Bombay Stock Exchange
A woman speaks on her phone as she walks past the Bombay Stock Exchange (BSE) building in Mumbai on Nov. 4, 2010. Reuters/Danish Siddiqui

The U.S. has become the number one source of foreign institutional investments, or FIIs, for India, numbers from the country's market regulator show, as flows have swelled to nearly $10 billion this year.

According to data compiled by the Securities and Exchange Board of India, or SEBI, investments by foreign institutions in India have increased in the months leading up to the elections, as investors have flocked back to the country, drawn in by the promise of future reforms when a new government takes control of the nation in June. And, U.S.-based investors have managed to push Mauritius, which was once the largest source of foreign fund flow into the country, to the second spot, even as the country's benchmark stock index has touched record highs.

"India is definitely relatively better placed than majority of the emerging market countries and India has been seeing consistent inflows in the last five weeks,” Rishav Dev, an equities strategist for Quant Securities, told Moneycontrol, a local news website, adding that among emerging markets, "India would be the country where most of the FIIs are bullish on or overweight on right now.”

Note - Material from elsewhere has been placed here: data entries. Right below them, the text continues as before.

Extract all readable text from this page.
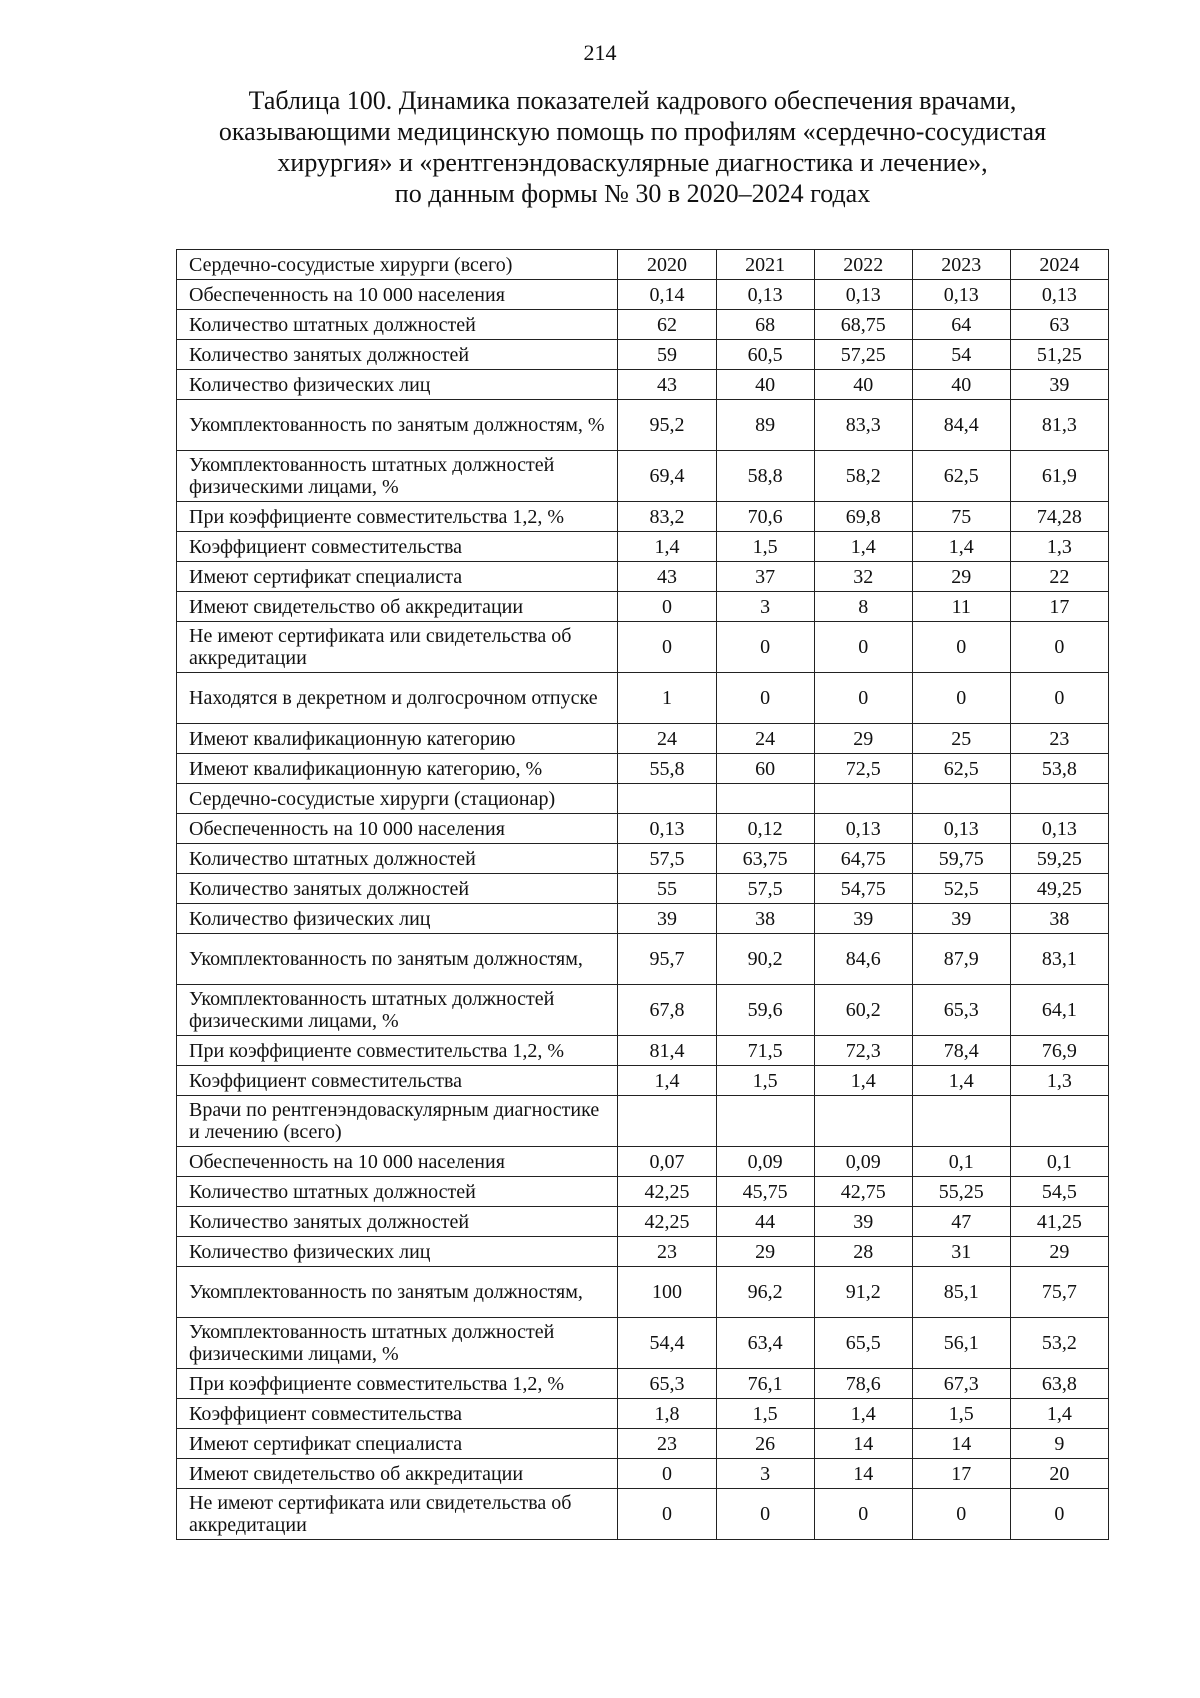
214
Таблица 100. Динамика показателей кадрового обеспечения врачами,
оказывающими медицинскую помощь по профилям «сердечно-сосудистая
хирургия» и «рентгенэндоваскулярные диагностика и лечение»,
по данным формы № 30 в 2020–2024 годах
Сердечно-сосудистые хирурги (всего)	2020	2021	2022	2023	2024
Обеспеченность на 10 000 населения	0,14	0,13	0,13	0,13	0,13
Количество штатных должностей	62	68	68,75	64	63
Количество занятых должностей	59	60,5	57,25	54	51,25
Количество физических лиц	43	40	40	40	39
Укомплектованность по занятым должностям, %	95,2	89	83,3	84,4	81,3
Укомплектованность штатных должностей физическими лицами, %	69,4	58,8	58,2	62,5	61,9
При коэффициенте совместительства 1,2, %	83,2	70,6	69,8	75	74,28
Коэффициент совместительства	1,4	1,5	1,4	1,4	1,3
Имеют сертификат специалиста	43	37	32	29	22
Имеют свидетельство об аккредитации	0	3	8	11	17
Не имеют сертификата или свидетельства об аккредитации	0	0	0	0	0
Находятся в декретном и долгосрочном отпуске	1	0	0	0	0
Имеют квалификационную категорию	24	24	29	25	23
Имеют квалификационную категорию, %	55,8	60	72,5	62,5	53,8
Сердечно-сосудистые хирурги (стационар)					
Обеспеченность на 10 000 населения	0,13	0,12	0,13	0,13	0,13
Количество штатных должностей	57,5	63,75	64,75	59,75	59,25
Количество занятых должностей	55	57,5	54,75	52,5	49,25
Количество физических лиц	39	38	39	39	38
Укомплектованность по занятым должностям,	95,7	90,2	84,6	87,9	83,1
Укомплектованность штатных должностей физическими лицами, %	67,8	59,6	60,2	65,3	64,1
При коэффициенте совместительства 1,2, %	81,4	71,5	72,3	78,4	76,9
Коэффициент совместительства	1,4	1,5	1,4	1,4	1,3
Врачи по рентгенэндоваскулярным диагностике и лечению (всего)					
Обеспеченность на 10 000 населения	0,07	0,09	0,09	0,1	0,1
Количество штатных должностей	42,25	45,75	42,75	55,25	54,5
Количество занятых должностей	42,25	44	39	47	41,25
Количество физических лиц	23	29	28	31	29
Укомплектованность по занятым должностям,	100	96,2	91,2	85,1	75,7
Укомплектованность штатных должностей физическими лицами, %	54,4	63,4	65,5	56,1	53,2
При коэффициенте совместительства 1,2, %	65,3	76,1	78,6	67,3	63,8
Коэффициент совместительства	1,8	1,5	1,4	1,5	1,4
Имеют сертификат специалиста	23	26	14	14	9
Имеют свидетельство об аккредитации	0	3	14	17	20
Не имеют сертификата или свидетельства об аккредитации	0	0	0	0	0
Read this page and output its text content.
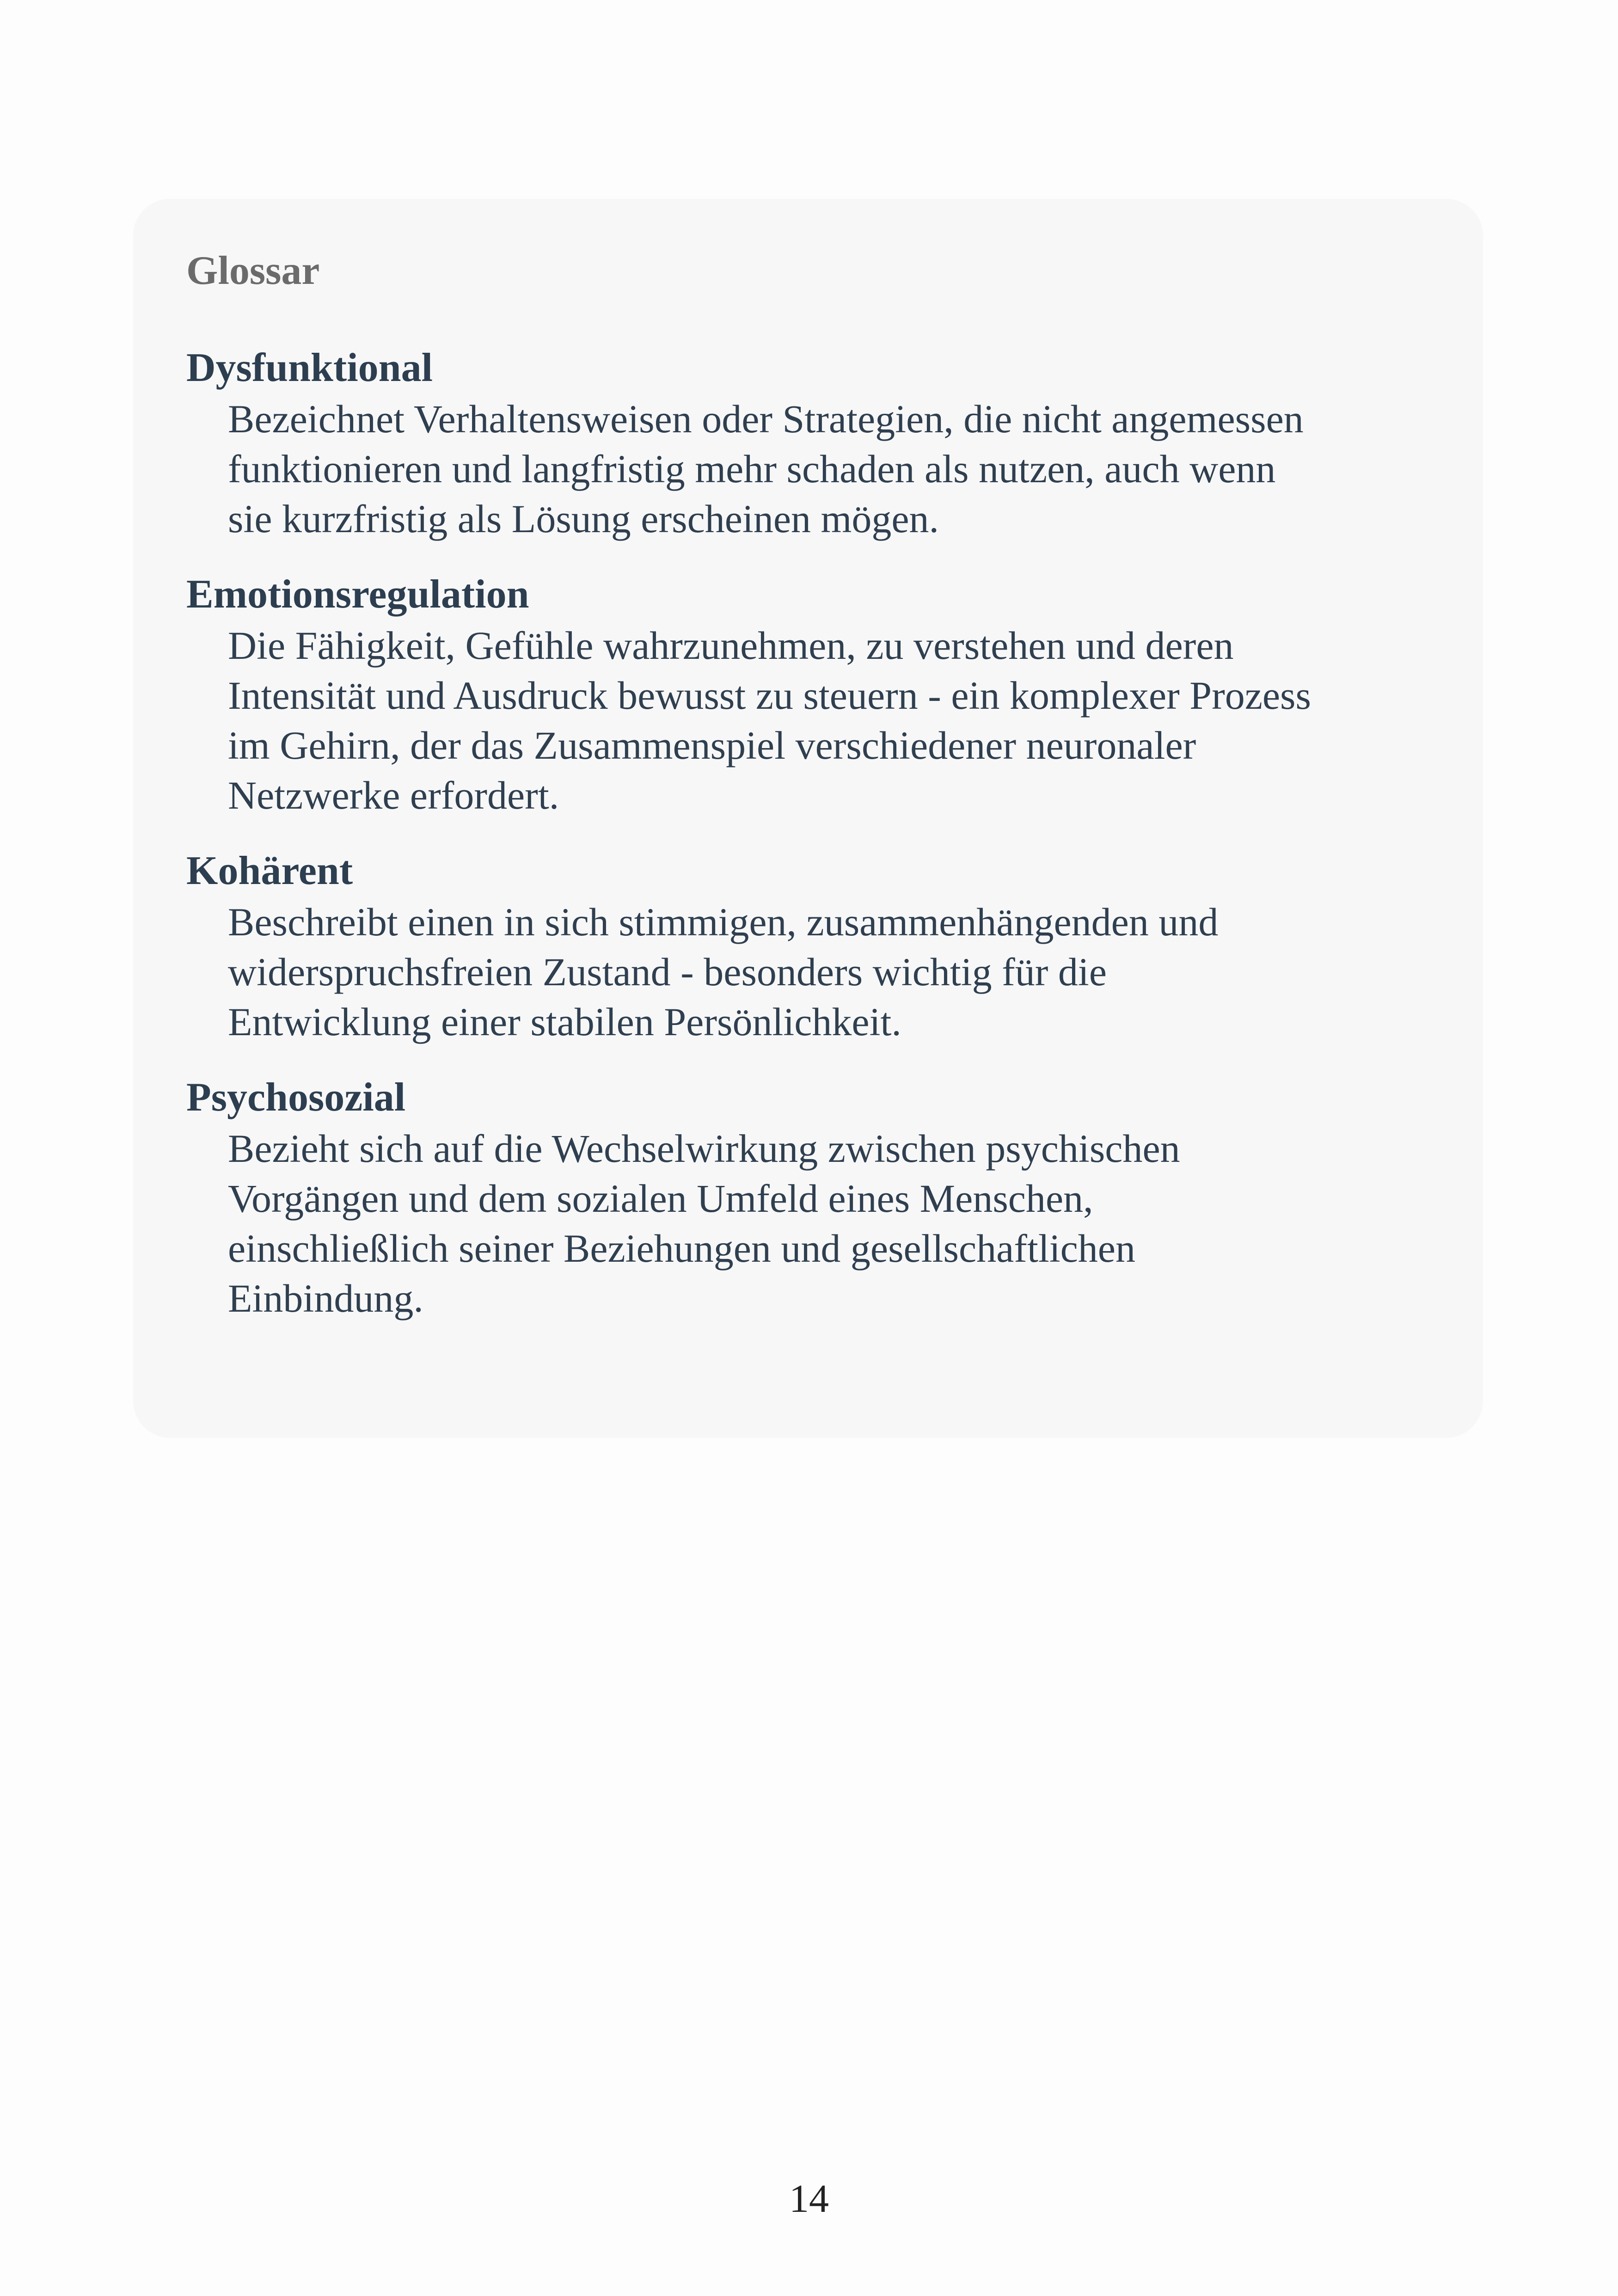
Glossar
Dysfunktional
Bezeichnet Verhaltensweisen oder Strategien, die nicht angemessen
funktionieren und langfristig mehr schaden als nutzen, auch wenn
sie kurzfristig als Lösung erscheinen mögen.
Emotionsregulation
Die Fähigkeit, Gefühle wahrzunehmen, zu verstehen und deren
Intensität und Ausdruck bewusst zu steuern - ein komplexer Prozess
im Gehirn, der das Zusammenspiel verschiedener neuronaler
Netzwerke erfordert.
Kohärent
Beschreibt einen in sich stimmigen, zusammenhängenden und
widerspruchsfreien Zustand - besonders wichtig für die
Entwicklung einer stabilen Persönlichkeit.
Psychosozial
Bezieht sich auf die Wechselwirkung zwischen psychischen
Vorgängen und dem sozialen Umfeld eines Menschen,
einschließlich seiner Beziehungen und gesellschaftlichen
Einbindung.
14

Net investments have reached nearly $10 billion so far in 2014 while cumulative growth is close to $200 billion, the Press Trust of India, or PTI, reported, citing SEBI data. And, since the beginning of 2014, net investments into the Indian equity market by foreign investors crossed $5 billion while investments into the country's debt market was also nearly $5 billion, bringing the total to $9.9 billion. Overall investments from the U.S. at the end of 2013 was worth nearly 4.4 trillion rupees ($72.18 billion).

FIIs have pushed the country’s benchmark stock index, the BSE Sensex, up by more than 7 percent in 2014 as foreign investors invested nearly $3.3 billion in stocks in March, compared to an investment of $237 million in February and $117 million in January. The Sensex hit an all-time high of 22,939 on Friday, rising more than 60 points, while the NSE Nifty index hit a record high of 6,869.85.

According to PTI, there are close to 1,700 registered FIIs in India. Since the Indian market opened to FII investments in 1992, close to $167 billion have been invested into equities and nearly $30 billion have been invested in the country's debt markets, bringing the total to nearly $200 billion.